I have crystals, but are they salt?
After examining a series of crystallization screens, crystals may be observed. The next step is to verify that the observed crystals are composed of the target macromolecules.
Are they salt crystals?
Whenever crystals appear only in conditions containing Mg, Ca, Zn, or Cd, think phosphate contamination. Check to see if a phosphate buffer was used in any of the purification steps. Check to see if crystals grew in almost all conditions containing Mg, Ca, Zn, or Cd. Even a hint of phosphate in the presence of Mg and ammonium sulfate will produce struvite (a type of kidney stone). These tend to be needle crystals in the presence of protein.
Calcium citrate also a relatively low solubility (~15 mM in the cold), and its solubility decreases as the temperature goes up. Thus, getting calcium citrate crystals is a possibility if both components are at a relatively high concentration. However, sodium citrate alone is soluble up to ~1.4 M at least, depending on the pH.
A list of conditions from commercial screens, where people obtained crystals that turned out to be from salt, is at Conditions prone to salt crystallization. This should not be taken to mean that these conditions always produce salt crystals, but they apparently sometimes do.
What if I have a membrane protein?
Most nonionic detergents do not form crystals in aqueous solution. Check the published phase diagrams to be sure. In fact, few of the alkyl glycoside detergents (like octyl glucoside and dodecyl maltoside) crystallize if the sugar group is a beta anomer, even in organic solvents. This is one of the reasons why they are so difficult to purify by recrystallization. Under some extreme conditions, nonionic detergents can form liquid crystals, but these are rare.
How can I tell?
1. Izit dye (methylene blue; see Hapmton Research) is a popular tool for distinguishing protein crystals from salt crystals. Bernard Rupp has make a little movie of Izit dye soaking into lysozyme crystals ().
2. If they are harvestable crystals, dissolve up some crystals in SDS-PAGE sample buffer and see if they contain protein.
3. Also, dissolve up a couple of drops containing the most crystals in SDS-PAGE sample buffer and see if the protein is intact. Slow proteolysis of your protein by contaminating proteases can trim it to a "crystallizable" form. If it is, just consider truncating the protein for expression.
4. If the crystals are of reasonable size, just drop them into a low ionic strength buffered solution containing 0.2% - 2% glutaraldehyde. Protein crystals will quickly be fixed (faster than they dissolve) into a golden, gelatinous lump. The color comes from the formation of Schiff bases with the lysines and amino terminii. Sometimes a crystal-like shape is retained, other times just a yellowish, rubbery drop is left. In contrast, salt crystals should dissolve over time and should not be colored.
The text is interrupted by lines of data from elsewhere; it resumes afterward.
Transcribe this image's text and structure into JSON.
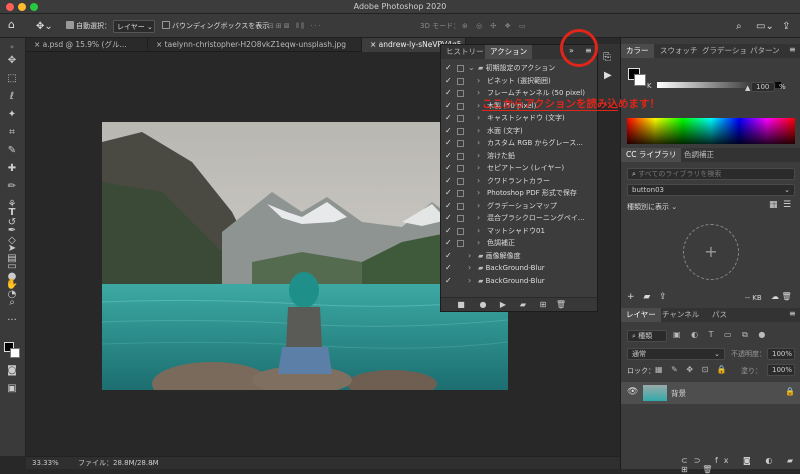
{
  "app": {
    "title": "Adobe Photoshop 2020"
  },
  "options_bar": {
    "auto_select_label": "自動選択：",
    "layer_select": "レイヤー",
    "bounding_box_label": "バウンディングボックスを表示",
    "mode_3d_label": "3D モード："
  },
  "doc_tabs": [
    {
      "label": "a.psd @ 15.9% (グル..."
    },
    {
      "label": "taelynn-christopher-H2O8vkZ1eqw-unsplash.jpg"
    },
    {
      "label": "andrew-ly-sNeVPV4g5"
    }
  ],
  "status": {
    "zoom": "33.33%",
    "file_info": "ファイル：28.8M/28.8M"
  },
  "actions_panel": {
    "tabs": [
      "ヒストリー",
      "アクション"
    ],
    "set_name": "初期設定のアクション",
    "items": [
      "ビネット (選択範囲)",
      "フレームチャンネル (50 pixel)",
      "木製 (50 pixel)",
      "キャストシャドウ (文字)",
      "水面 (文字)",
      "カスタム RGB からグレース...",
      "溶けた鉛",
      "セピアトーン (レイヤー)",
      "クワドラントカラー",
      "Photoshop PDF 形式で保存",
      "グラデーションマップ",
      "混合ブラシクローニングペイ...",
      "マットシャドウ01",
      "色調補正"
    ],
    "sets": [
      "画像解像度",
      "BackGround-Blur",
      "BackGround-Blur"
    ]
  },
  "annotation": {
    "text": "ここからアクションを読み込めます！",
    "color": "#e0251b"
  },
  "color_panel": {
    "tabs": [
      "カラー",
      "スウォッチ",
      "グラデーショ",
      "パターン"
    ],
    "k_label": "K",
    "k_value": "100",
    "percent": "%"
  },
  "library_panel": {
    "tabs": [
      "CC ライブラリ",
      "色調補正"
    ],
    "search_placeholder": "すべてのライブラリを検索",
    "library_select": "button03",
    "view_label": "種類別に表示",
    "size_label": "-- KB"
  },
  "layers_panel": {
    "tabs": [
      "レイヤー",
      "チャンネル",
      "パス"
    ],
    "kind_select": "種類",
    "blend_mode": "通常",
    "opacity_label": "不透明度：",
    "opacity_value": "100%",
    "lock_label": "ロック：",
    "fill_label": "塗り：",
    "fill_value": "100%",
    "layer_name": "背景"
  }
}
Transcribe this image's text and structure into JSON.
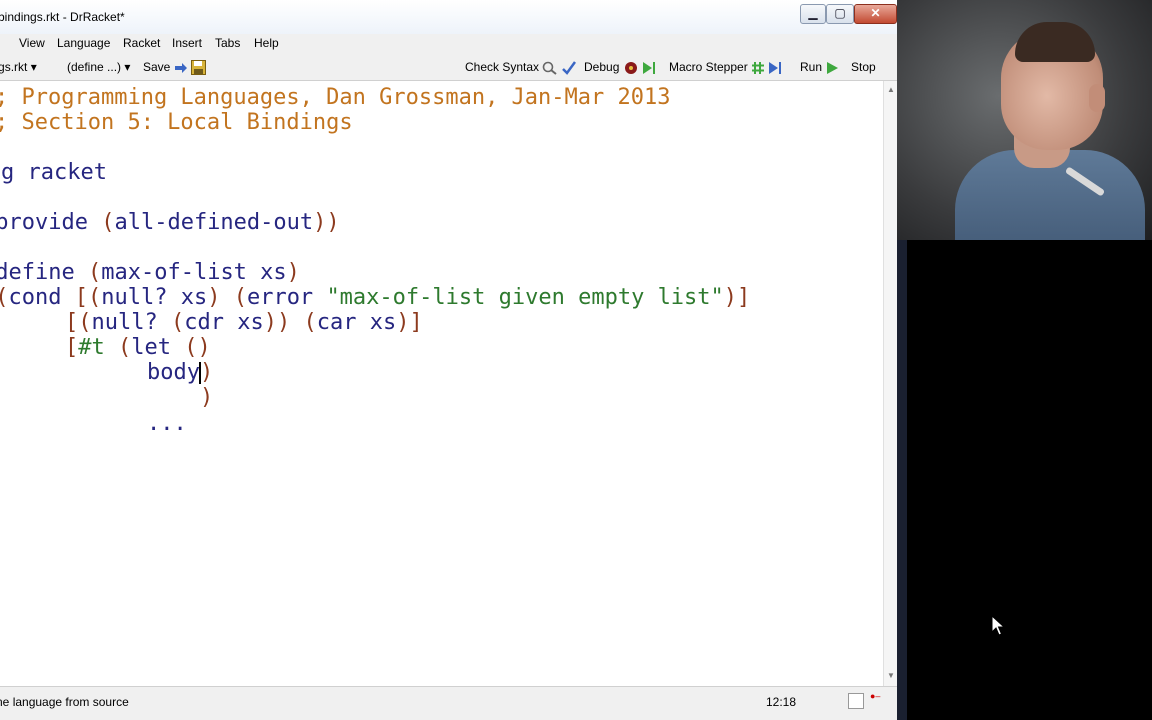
{
  "window": {
    "title": "bindings.rkt - DrRacket*",
    "minimize_glyph": "▁",
    "maximize_glyph": "▢",
    "close_glyph": "✕"
  },
  "menu": [
    "View",
    "Language",
    "Racket",
    "Insert",
    "Tabs",
    "Help"
  ],
  "toolbar": {
    "file_selector": "bindings.rkt",
    "define_selector": "(define ...)",
    "save": "Save",
    "check_syntax": "Check Syntax",
    "debug": "Debug",
    "macro_stepper": "Macro Stepper",
    "run": "Run",
    "stop": "Stop"
  },
  "code": {
    "line1": "; Programming Languages, Dan Grossman, Jan-Mar 2013",
    "line2": "; Section 5: Local Bindings",
    "line4_kw": "#lang racket",
    "line6_a": "provide",
    "line6_b": "all-defined-out",
    "line8_kw": "define",
    "line8_fn": "max-of-list xs",
    "line9_kw": "cond",
    "line9_a": "null? xs",
    "line9_b": "error",
    "line9_str": "\"max-of-list given empty list\"",
    "line10_a": "null?",
    "line10_b": "cdr xs",
    "line10_c": "car xs",
    "line11_hash": "#t",
    "line11_kw": "let",
    "line12_body": "body",
    "line14_dots": "..."
  },
  "status": {
    "left": "Determine language from source",
    "position": "12:18"
  },
  "colors": {
    "comment": "#c2741f",
    "paren": "#8c3a1e",
    "symbol": "#262680",
    "string": "#2e7a2e"
  }
}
You could also add a small drop of 2% glutaraldehyde to your protein drop. Protein crystals then turn a light golden color. Crystals fixed like this can then be put into a low ionic strength solution where salt crystals should dissolve. You can easily transfer glutaraldehyde into a protein drop by vapor diffusion by adding glutaraldehyde to the reservoir to make it 2-3%. Glutaraldehyde is quite volatile. If you can smell it, it is slowly fixing your olfactory cells and corneas. Using solutions of glutaraldehyde less than 1% is generally quite safe.
The only caveat to using this method is that there should be no free amines around other than on the protein (i.e., no ethanolamine or Tris buffer, no ammonium ions, etc.). Most protein crystals are easily fixed, although they may end up looking like a yellow gelatinous lump at the end. But there probably is an exception or two to this rule. The use of glutaraldehyde fixation has advantages over Izit and other dye methods.